Ottawa has signed onto Alberta’s idea for a bilateral working group, and signalled some flexibility in its rules. But draft Clean Energy Regulations are expected from the federal government in a matter of weeks, setting up another potential Alberta-Ottawa confrontation.

It’s politically problematic – some would say a strain on national unity – because the federal rules on electricity will hit particularly hard in Alberta and Saskatchewan. This is unlike a carbon price, which is supposed to be applied somewhat evenly across the country.

Natural gas production is also a mainstay, entrenched industry in Alberta. There are high hopes that more can be exported from here and B.C., to a world still looking for liquefied natural gas, or LNG. The European Union Parliament last year declared, with controversy, that nuclear power and natural gas can be labelled as green for investment purposes, alongside wind, solar and other renewable energy sources.

This isn’t to say that things won’t change or don’t need change, as Canadian forests burn at record levels and temperatures around the world soar. Things can also happen more quickly than we think. In 2015, Alberta relied on coal for 55 per cent of its electricity production. There were major doubters when the Alberta NDP government of the day expedited a move off coal.

Now the last coal-fired power in Alberta will be phased out at the end of this year, way ahead of schedule. That’s good news because, broadly speaking, natural-gas electricity generation produces half the carbon emissions of coal. The Pembina Institute, an environmental think tank, said in a report last month that the province could decarbonize its electricity grid in an affordable and reliable manner.

But the UCP has been quick to point to the cost estimates, with some saying that decarbonizing all of Canada’s electricity, and expanding it, will cost somewhere north of $1-trillion. And reliability will be of increasing concern.

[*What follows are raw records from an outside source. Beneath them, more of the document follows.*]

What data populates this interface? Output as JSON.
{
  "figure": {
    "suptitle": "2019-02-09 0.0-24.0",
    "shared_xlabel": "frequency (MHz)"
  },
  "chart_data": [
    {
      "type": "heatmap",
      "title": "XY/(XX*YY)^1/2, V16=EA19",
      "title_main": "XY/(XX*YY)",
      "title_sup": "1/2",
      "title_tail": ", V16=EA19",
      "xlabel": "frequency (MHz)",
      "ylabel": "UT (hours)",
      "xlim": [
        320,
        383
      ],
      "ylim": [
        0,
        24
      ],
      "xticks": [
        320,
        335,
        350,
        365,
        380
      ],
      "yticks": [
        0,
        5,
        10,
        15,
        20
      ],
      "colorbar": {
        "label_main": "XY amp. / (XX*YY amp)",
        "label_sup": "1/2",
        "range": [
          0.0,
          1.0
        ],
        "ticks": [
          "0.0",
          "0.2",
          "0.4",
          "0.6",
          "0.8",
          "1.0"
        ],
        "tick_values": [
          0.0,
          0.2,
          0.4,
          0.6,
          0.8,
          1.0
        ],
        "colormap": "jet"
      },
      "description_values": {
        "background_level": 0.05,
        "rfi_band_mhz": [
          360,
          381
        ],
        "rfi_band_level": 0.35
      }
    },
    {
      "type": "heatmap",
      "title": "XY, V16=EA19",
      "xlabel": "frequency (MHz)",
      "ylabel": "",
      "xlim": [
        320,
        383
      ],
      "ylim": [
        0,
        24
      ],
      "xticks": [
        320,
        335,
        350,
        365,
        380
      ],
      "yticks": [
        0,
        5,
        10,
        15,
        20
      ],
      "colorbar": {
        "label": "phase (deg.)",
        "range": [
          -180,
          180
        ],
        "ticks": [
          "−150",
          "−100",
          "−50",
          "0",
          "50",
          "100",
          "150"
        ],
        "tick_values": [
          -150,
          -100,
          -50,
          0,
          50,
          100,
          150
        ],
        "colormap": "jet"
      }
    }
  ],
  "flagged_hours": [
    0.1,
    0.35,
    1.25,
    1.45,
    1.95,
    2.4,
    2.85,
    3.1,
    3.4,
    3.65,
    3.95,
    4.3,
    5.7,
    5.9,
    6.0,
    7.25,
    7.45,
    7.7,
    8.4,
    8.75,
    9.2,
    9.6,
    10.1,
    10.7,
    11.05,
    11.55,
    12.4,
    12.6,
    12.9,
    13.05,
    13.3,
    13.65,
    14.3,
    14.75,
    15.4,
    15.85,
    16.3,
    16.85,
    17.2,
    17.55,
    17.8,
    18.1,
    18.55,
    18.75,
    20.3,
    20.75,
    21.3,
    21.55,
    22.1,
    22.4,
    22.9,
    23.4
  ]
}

No matter the province, Canadians are not prepared for the shock of moving from a world of electricity abundance to scarcity, the PPF report emphasizes: “The first point to note is the range of estimates. We seem to know very little about the costs of this national project. The second is their enormity either way.”

This is a country where major projects often stretch years longer than scheduled, where cross-provincial co-operation is the exception rather than the rule, and where we can’t even build enough houses and apartments for everyone.

There are good reasons to reduce Canada’s emissions from electricity. But we need to be clear on the challenge ahead. The biggest building project of the 21st century will be massive and will once again lay bare the differences and divisions in our country.